In an almost poetically just manner, the real estate industry and sector has been able to bounce back from the pit falls of the 2008 financial crisis. The financial world meltdown in the year 2008 was engendered by the real estate sector that had began because of fake mortgage securities in the state of California. The state began issuing mortgage securities as safe trading options on the global market, even though there was absolutely no guarantee of the security of the mortgage. This gave rise to the biggest crisis that the world has faced since 1929.
The bounce back
The real estate market had taken a major hit from the fall out, and many believed, it may never really return to the original form of success that it once enjoyed. The real estate market in the United States of America especially, was hit the worst in the entire escapade. This then began to take a larger toll on the other dependent sectors and industries. However, in a peculiar manner, foreign investments in to the American real estate market seems to have saved the day. With the lowering prices of American real estate, and the boost in employment rate of America, under President Barack Obama, the real estate sector started gaining and growing exponentially.
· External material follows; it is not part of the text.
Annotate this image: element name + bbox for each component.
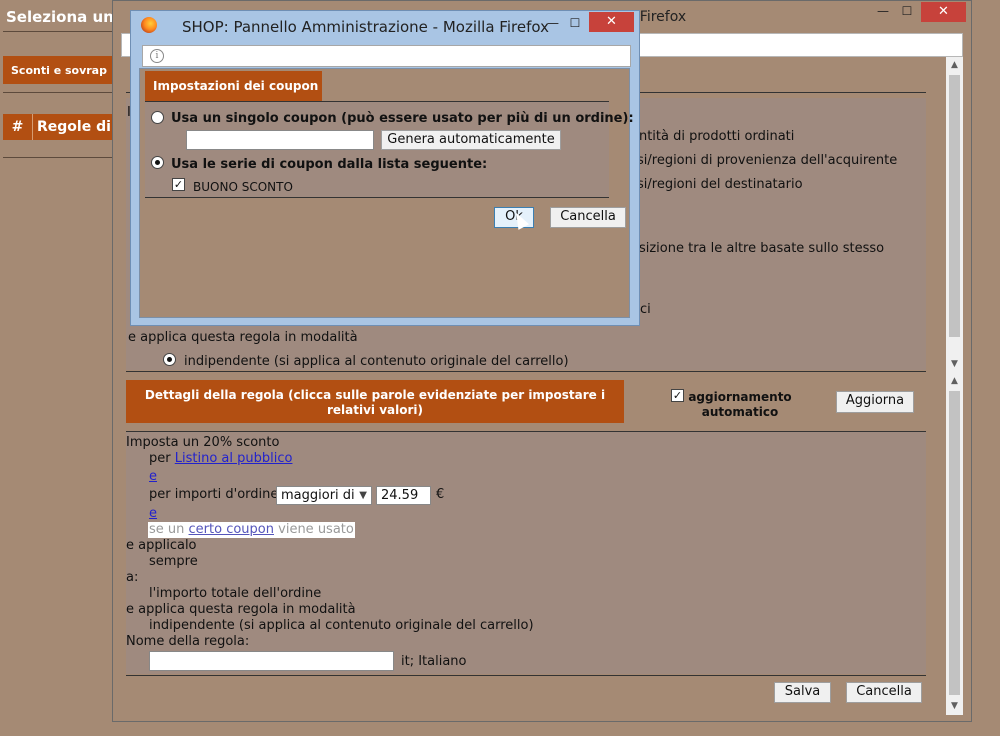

With the arrival of shale gas, and the revival of the economy, jobs began to spike in great numbers, with more and more businesses setting up shops in the United States. Additionally, there was a large drive for companies to move inland into smaller cities, and not stick around typical coastal cities in America. This spurred an inland migration of many Americans. In addition to American citizens, there were many foreign nationals that began to invest in real estate within the inland cities as well. This increased diversity and city investment within the entire nation.
The city of Pittsburgh, which is the state of Pennsylvania’s second largest city has suddenly become a boom town with investment in the real estate market. Experts have established that the real estate market in the city of Pittsburgh is growing at the rate of 1.25 billion dollars a year. This seems to bring in additional investment from commercial and residential real estate investment as well. The real estate sector seems positive about the growth of the industry, but are of course also wary about the possible fallout.